The standing skier, who had his right leg amputated when he was five after being diagnosed with Ewing's sarcoma, recently placed third in slalom at the International Paralympic Committee (IPC) alpine championships at Panorama last month. He won silver in the standing downhill at the 2014 Winter Games in Sochi last February.
"It was sort of my plan all along with the World Championships in Canada," Hallat said. "It was a perfect opportunity to move on. I thought about it, for sure, after Sochi, but I wanted to finish up at home.
"It's been a long time and I've really enjoyed it, but I'm excited to do other things now."
Hallat is a three-time Paralympian, improving steadily each time out. He finished no higher than 31st in Torino in 2006, improved to 18th in the super-G here in Whistler in 2010 and hit the top 10 twice in Sochi, including his silver.

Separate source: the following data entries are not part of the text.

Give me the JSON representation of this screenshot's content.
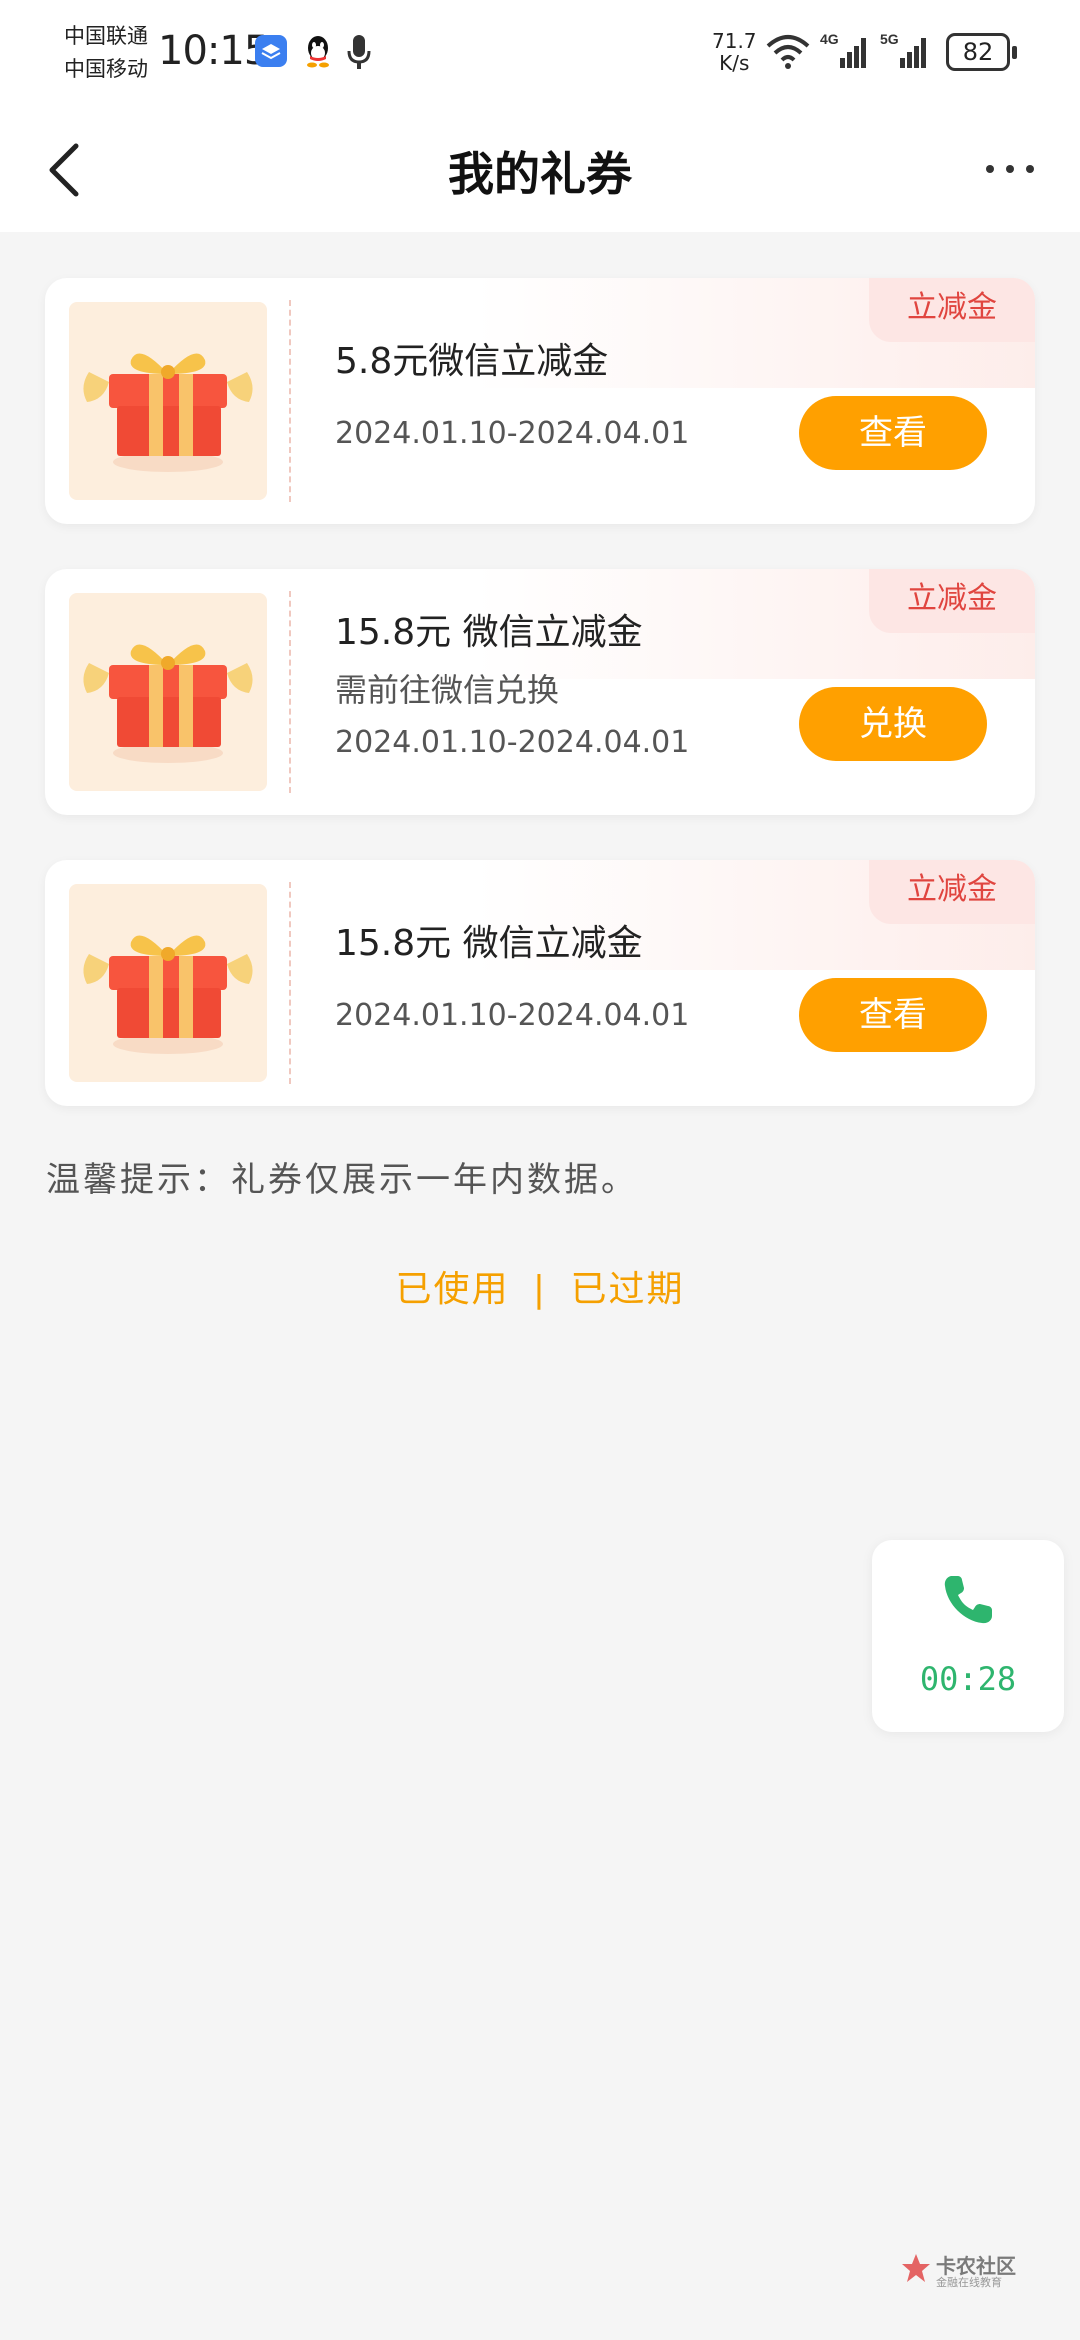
{
  "status_bar": {
    "carrier_1": "中国联通",
    "carrier_2": "中国移动",
    "time": "10:15",
    "net_speed_value": "71.7",
    "net_speed_unit": "K/s",
    "signal_1_label": "4G",
    "signal_2_label": "5G",
    "battery": "82",
    "icons": [
      "app-icon",
      "qq-icon",
      "microphone-icon",
      "wifi-icon",
      "signal-icon",
      "battery-icon"
    ]
  },
  "header": {
    "title": "我的礼券",
    "back_icon": "chevron-left-icon",
    "more_icon": "more-dots-icon"
  },
  "coupons": [
    {
      "tag": "立减金",
      "title": "5.8元微信立减金",
      "subtitle": "",
      "date_range": "2024.01.10-2024.04.01",
      "button": "查看"
    },
    {
      "tag": "立减金",
      "title": "15.8元 微信立减金",
      "subtitle": "需前往微信兑换",
      "date_range": "2024.01.10-2024.04.01",
      "button": "兑换"
    },
    {
      "tag": "立减金",
      "title": "15.8元 微信立减金",
      "subtitle": "",
      "date_range": "2024.01.10-2024.04.01",
      "button": "查看"
    }
  ],
  "tip": "温馨提示：礼券仅展示一年内数据。",
  "links": {
    "used": "已使用",
    "separator": "|",
    "expired": "已过期"
  },
  "call_widget": {
    "icon": "phone-icon",
    "duration": "00:28"
  },
  "watermark": {
    "name": "卡农社区",
    "subtitle": "金融在线教育"
  },
  "colors": {
    "accent": "#ffa000",
    "tag_text": "#e0453f",
    "tag_bg": "#fde6e4",
    "link": "#f5a000",
    "call_green": "#2eb56e",
    "background": "#f5f5f5"
  }
}
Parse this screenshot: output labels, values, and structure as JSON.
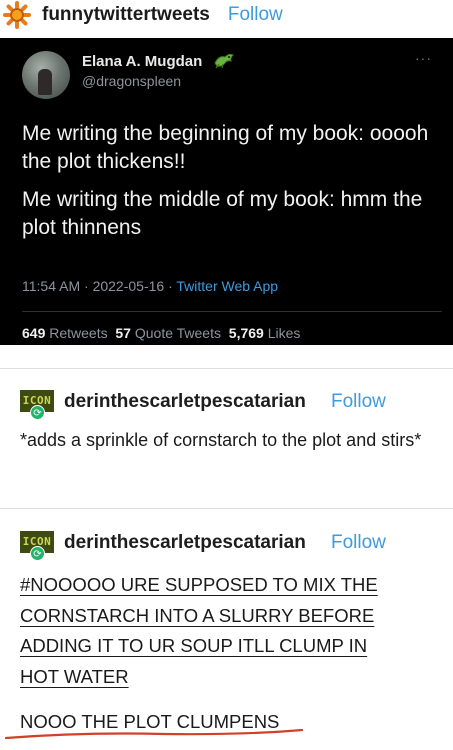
{
  "header": {
    "username": "funnytwittertweets",
    "follow_label": "Follow",
    "avatar_icon": "sunflower-icon"
  },
  "tweet": {
    "name": "Elana A. Mugdan",
    "handle": "@dragonspleen",
    "more_label": "···",
    "body": [
      "Me writing the beginning of my book: ooooh the plot thickens!!",
      "Me writing the middle of my book: hmm the plot thinnens"
    ],
    "meta": {
      "time": "11:54 AM",
      "date": "2022-05-16",
      "separator": "·",
      "app": "Twitter Web App"
    },
    "stats": {
      "retweets": "649",
      "retweets_label": "Retweets",
      "quote_tweets": "57",
      "quote_tweets_label": "Quote Tweets",
      "likes": "5,769",
      "likes_label": "Likes"
    }
  },
  "posts": [
    {
      "icon_text": "ICON",
      "username": "derinthescarletpescatarian",
      "follow_label": "Follow",
      "text": "*adds a sprinkle of cornstarch to the plot and stirs*"
    },
    {
      "icon_text": "ICON",
      "username": "derinthescarletpescatarian",
      "follow_label": "Follow",
      "tag_lines": [
        "#NOOOOO URE SUPPOSED TO MIX THE",
        "CORNSTARCH INTO A SLURRY BEFORE",
        "ADDING IT TO UR SOUP ITLL CLUMP IN",
        "HOT WATER"
      ],
      "final_line": "NOOO THE PLOT CLUMPENS"
    }
  ],
  "colors": {
    "follow": "#3d9be0",
    "tweet_bg": "#000000",
    "reblog_green": "#23b36c",
    "annotation_red": "#d2402a"
  }
}
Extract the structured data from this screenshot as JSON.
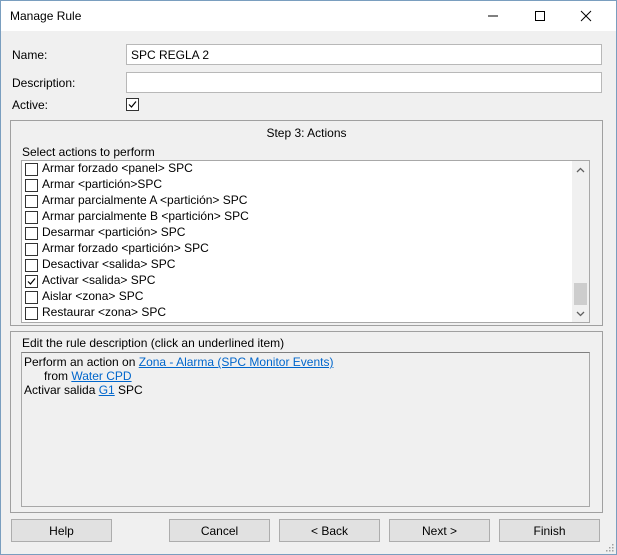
{
  "window": {
    "title": "Manage Rule",
    "controls": {
      "minimize_icon": "minimize-icon",
      "maximize_icon": "maximize-icon",
      "close_icon": "close-icon"
    }
  },
  "form": {
    "name_label": "Name:",
    "name_value": "SPC REGLA 2",
    "description_label": "Description:",
    "description_value": "",
    "active_label": "Active:",
    "active_checked": true
  },
  "actions": {
    "step_title": "Step 3: Actions",
    "select_label": "Select actions to perform",
    "items": [
      {
        "label": "Armar forzado <panel> SPC",
        "checked": false
      },
      {
        "label": "Armar <partición>SPC",
        "checked": false
      },
      {
        "label": "Armar parcialmente A <partición> SPC",
        "checked": false
      },
      {
        "label": "Armar parcialmente B <partición> SPC",
        "checked": false
      },
      {
        "label": "Desarmar <partición> SPC",
        "checked": false
      },
      {
        "label": "Armar forzado <partición> SPC",
        "checked": false
      },
      {
        "label": "Desactivar <salida> SPC",
        "checked": false
      },
      {
        "label": "Activar <salida> SPC",
        "checked": true
      },
      {
        "label": "Aislar <zona> SPC",
        "checked": false
      },
      {
        "label": "Restaurar <zona> SPC",
        "checked": false
      }
    ]
  },
  "rule_description": {
    "label": "Edit the rule description (click an underlined item)",
    "line1_prefix": "Perform an action on ",
    "line1_link": "Zona - Alarma (SPC Monitor Events)",
    "line2_prefix": "from ",
    "line2_link": "Water CPD",
    "line3_prefix": "Activar salida ",
    "line3_link": "G1",
    "line3_suffix": " SPC"
  },
  "buttons": {
    "help": "Help",
    "cancel": "Cancel",
    "back": "< Back",
    "next": "Next >",
    "finish": "Finish"
  }
}
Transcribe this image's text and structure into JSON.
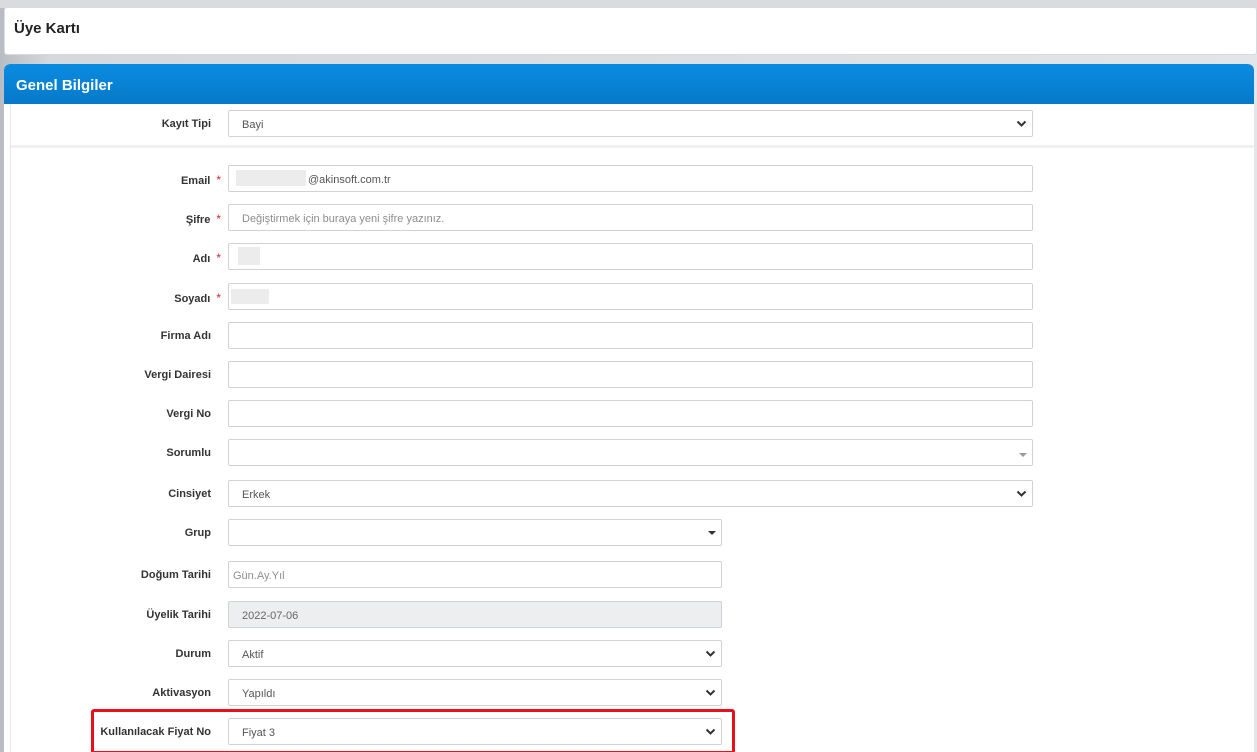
{
  "header": {
    "title": "Üye Kartı"
  },
  "panel": {
    "title": "Genel Bilgiler"
  },
  "form": {
    "kayit_tipi": {
      "label": "Kayıt Tipi",
      "value": "Bayi"
    },
    "email": {
      "label": "Email",
      "value": "@akinsoft.com.tr",
      "required": "*"
    },
    "sifre": {
      "label": "Şifre",
      "placeholder": "Değiştirmek için buraya yeni şifre yazınız.",
      "required": "*"
    },
    "adi": {
      "label": "Adı",
      "value": "",
      "required": "*"
    },
    "soyadi": {
      "label": "Soyadı",
      "value": "",
      "required": "*"
    },
    "firma_adi": {
      "label": "Firma Adı",
      "value": ""
    },
    "vergi_dairesi": {
      "label": "Vergi Dairesi",
      "value": ""
    },
    "vergi_no": {
      "label": "Vergi No",
      "value": ""
    },
    "sorumlu": {
      "label": "Sorumlu",
      "value": ""
    },
    "cinsiyet": {
      "label": "Cinsiyet",
      "value": "Erkek"
    },
    "grup": {
      "label": "Grup",
      "value": ""
    },
    "dogum_tarihi": {
      "label": "Doğum Tarihi",
      "placeholder": "Gün.Ay.Yıl"
    },
    "uyelik_tarihi": {
      "label": "Üyelik Tarihi",
      "value": "2022-07-06"
    },
    "durum": {
      "label": "Durum",
      "value": "Aktif"
    },
    "aktivasyon": {
      "label": "Aktivasyon",
      "value": "Yapıldı"
    },
    "fiyat_no": {
      "label": "Kullanılacak Fiyat No",
      "value": "Fiyat 3"
    }
  },
  "colors": {
    "header_blue": "#0a8ce0",
    "required_red": "#d9232e",
    "highlight_red": "#e8111b"
  },
  "icons": {
    "select_arrow": "chevron-down-icon",
    "small_caret": "caret-down-icon"
  }
}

To cap his career by hitting the IPC podium on home soil, he said, was on par with accomplishments at the Paralympic level.
"It was amazing," he said. "It's a lifetime accomplishment. I worked a lot, put in a lot of time to get there. I learned a lot of things the hard way along the way.
"In the last two years, I really feel I nailed my performance. I did really well in Sochi and I did really well most of this year as well. It all came together at the absolute right moments and at the absolute right time."
The Whistler Mountain Ski Club member described tough conditions at Panorama as he sought to haul in a medal. However, his experience at the mountain shone through, even as he had nerves from first-run success and knowing it would be his final run.
"The hill is obviously very difficult and the conditions that day were extremely hard," he said. "I knew that the nature of the hill was going to cause a lot of problems for a lot of people.
"For me, it was just going what I always do. The hard part was before the race and in between the two runs where I had to deal with being third after the first run and putting the bullseye a bit on your back."
Hallat, who turned 31 on Monday (April 13), is getting set to finish his business degree at Simon Fraser University. He's also getting set to focus on Peak Yacht Detailing, a business he runs in Vancouver with his wife.
"All possibilities are open. And kind of scary," he said.